Случилось также, что Санчо, когда увидал этого мажордома, сразу узнал в его лице Трифальди.
– Господин, – сказал он, обернувшись к Дон-Кихоту, – или черт меня побери отсюда, как есть, верующим и праведным, или ваша милость должны сознаться, что вот у этого герцогского мажордома лицо Долориды, а Дон-Кихот внимательно взглянул в лицо мажордома и, рассмотрев его, сказал:
– Не понимаю, Санчо, зачем тебе отдаваться черту верующим или неверующим, да я и не пойму, что ты хочешь этим сказать.[238] Из того что лицо Долориды то же, что лицо мажордома, еще не следует, чтоб мажордом был Долоридой, иначе вышло бы страшное противоречие.
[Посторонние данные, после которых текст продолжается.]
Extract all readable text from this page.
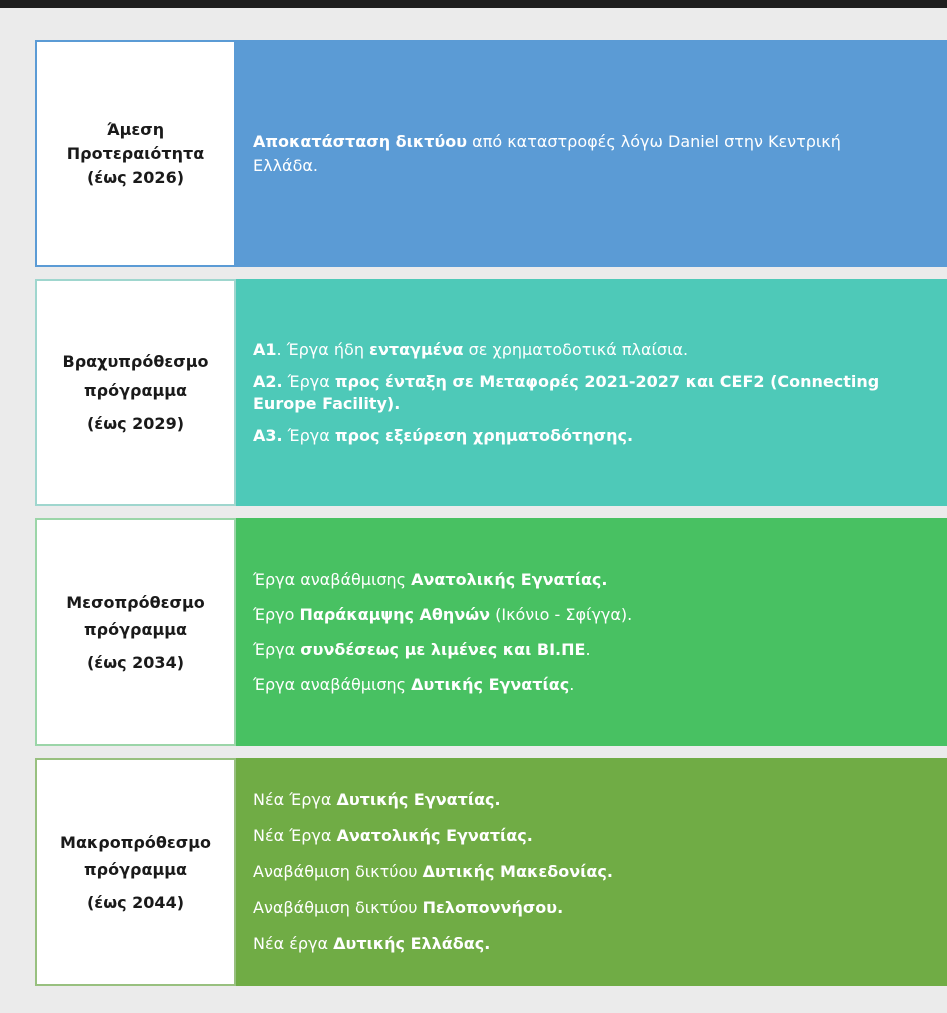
Άμεση
Προτεραιότητα
(έως 2026)
Αποκατάσταση δικτύου από καταστροφές λόγω Daniel στην Κεντρική
Ελλάδα.
Βραχυπρόθεσμο
πρόγραμμα
(έως 2029)
Α1. Έργα ήδη ενταγμένα σε χρηματοδοτικά πλαίσια.
Α2. Έργα προς ένταξη σε Μεταφορές 2021-2027 και CEF2 (Connecting
Europe Facility).
Α3. Έργα προς εξεύρεση χρηματοδότησης.
Μεσοπρόθεσμο
πρόγραμμα
(έως 2034)
Έργα αναβάθμισης Ανατολικής Εγνατίας.
Έργο Παράκαμψης Αθηνών (Ικόνιο - Σφίγγα).
Έργα συνδέσεως με λιμένες και ΒΙ.ΠΕ.
Έργα αναβάθμισης Δυτικής Εγνατίας.
Μακροπρόθεσμο
πρόγραμμα
(έως 2044)
Νέα Έργα Δυτικής Εγνατίας.
Νέα Έργα Ανατολικής Εγνατίας.
Αναβάθμιση δικτύου Δυτικής Μακεδονίας.
Αναβάθμιση δικτύου Πελοποννήσου.
Νέα έργα Δυτικής Ελλάδας.
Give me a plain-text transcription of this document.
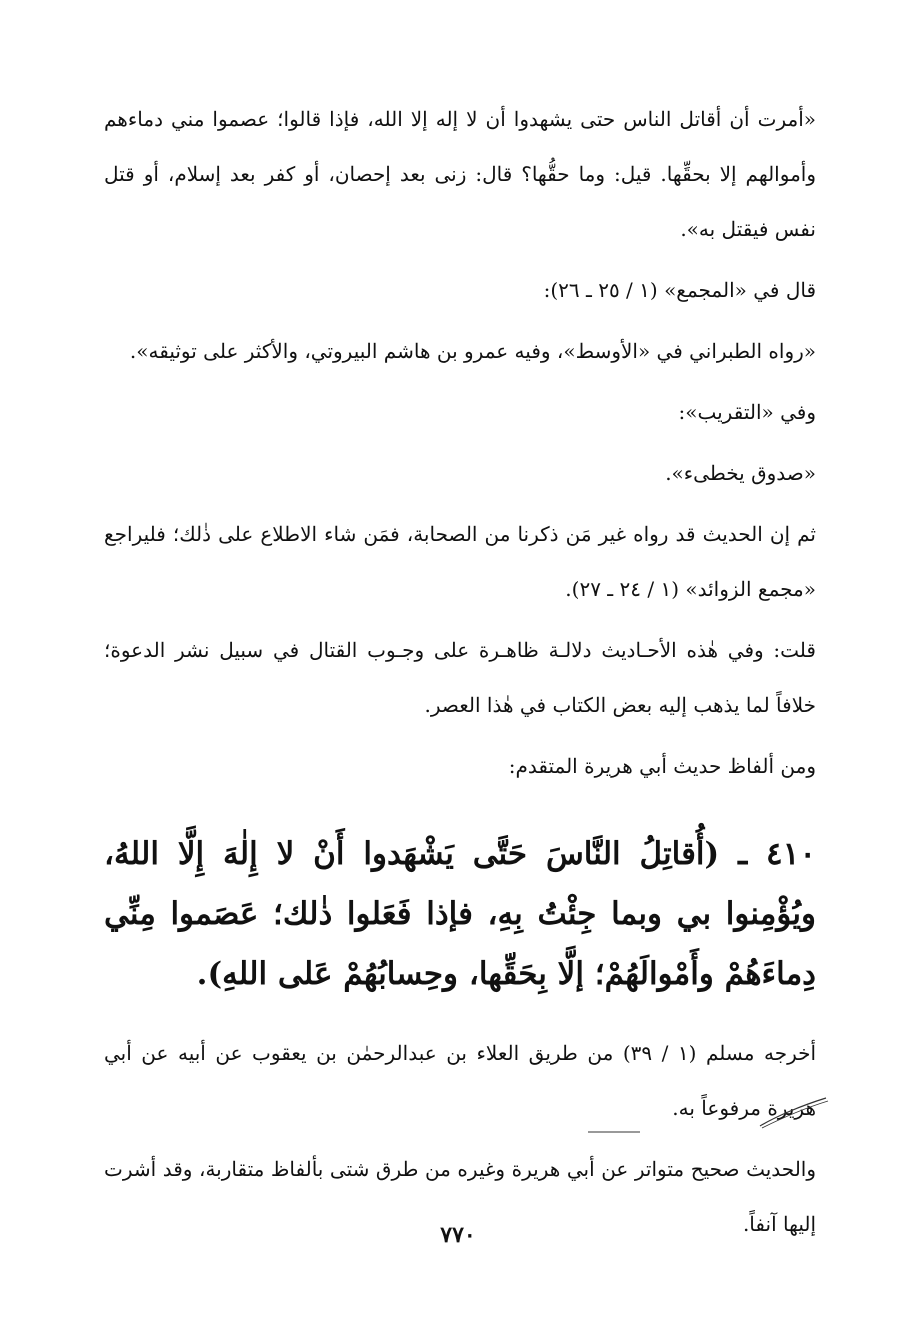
«أمرت أن أقاتل الناس حتى يشهدوا أن لا إله إلا الله، فإذا قالوا؛ عصموا مني دماءهم وأموالهم إلا بحقِّها. قيل: وما حقُّها؟ قال: زنى بعد إحصان، أو كفر بعد إسلام، أو قتل نفس فيقتل به».

قال في «المجمع» (١ / ٢٥ ـ ٢٦):

«رواه الطبراني في «الأوسط»، وفيه عمرو بن هاشم البيروتي، والأكثر على توثيقه».

وفي «التقريب»:

«صدوق يخطىء».

ثم إن الحديث قد رواه غير مَن ذكرنا من الصحابة، فمَن شاء الاطلاع على ذٰلك؛ فليراجع «مجمع الزوائد» (١ / ٢٤ ـ ٢٧).

قلت: وفي هٰذه الأحـاديث دلالـة ظاهـرة على وجـوب القتال في سبيل نشر الدعوة؛ خلافاً لما يذهب إليه بعض الكتاب في هٰذا العصر.

ومن ألفاظ حديث أبي هريرة المتقدم:

٤١٠ ـ (أُقاتِلُ النَّاسَ حَتَّى يَشْهَدوا أَنْ لا إِلٰهَ إِلَّا اللهُ، ويُؤْمِنوا بي وبما جِئْتُ بِهِ، فإذا فَعَلوا ذٰلك؛ عَصَموا مِنِّي دِماءَهُمْ وأَمْوالَهُمْ؛ إلَّا بِحَقِّها، وحِسابُهُمْ عَلى اللهِ).

أخرجه مسلم (١ / ٣٩) من طريق العلاء بن عبدالرحمٰن بن يعقوب عن أبيه عن أبي هريرة مرفوعاً به.

والحديث صحيح متواتر عن أبي هريرة وغيره من طرق شتى بألفاظ متقاربة، وقد أشرت إليها آنفاً.

٧٧٠
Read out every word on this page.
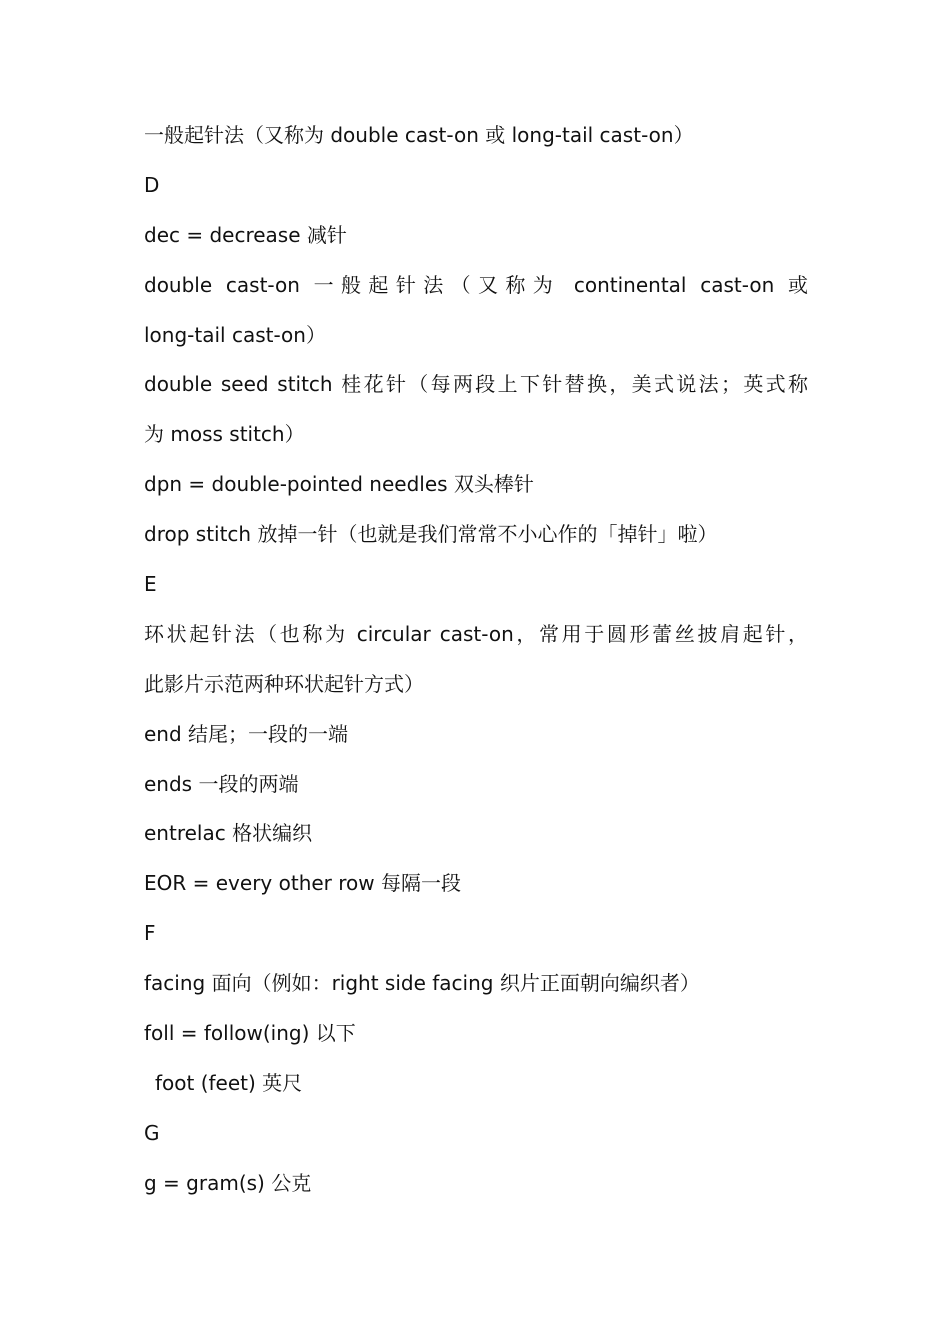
一般起针法（又称为 double cast-on 或 long-tail cast-on）
D
dec = decrease 减针
double cast-on 一般起针法（又称为 continental cast-on 或
long-tail cast-on）
double seed stitch 桂花针（每两段上下针替换，美式说法；英式称
为 moss stitch）
dpn = double-pointed needles 双头棒针
drop stitch 放掉一针（也就是我们常常不小心作的「掉针」啦）
E
环状起针法（也称为 circular cast-on，常用于圆形蕾丝披肩起针，
此影片示范两种环状起针方式）
end 结尾；一段的一端
ends 一段的两端
entrelac 格状编织
EOR = every other row 每隔一段
F
facing 面向（例如：right side facing 织片正面朝向编织者）
foll = follow(ing) 以下
foot (feet) 英尺
G
g = gram(s) 公克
Но теперь не время производить расследования, потому что это завело бы нас в безысходный лабиринт. Поверь мне, друг: оба мы должны от всего сердца возблагодарить Господа, что он избавил нас от злых волшебников и чародеев.
– Это не шутка, господин, – возразил Санчо. – Я слышал сейчас, как он говорил и хохотал, и мне казалось, что уши мои режет голос Трифальди. Ладно, я буду молчать, но буду вперед смотреть в оба, что бы выследить какой-нибудь знак, который бы подтвердил или опроверг мои подозрения.
– Вот что ты должен делать, Санчо, – ответил Дон-Кихот, – извещай меня обо всем, что узнаешь на этот счет, и обо всем, что с тобой случится во время твоего губернаторства.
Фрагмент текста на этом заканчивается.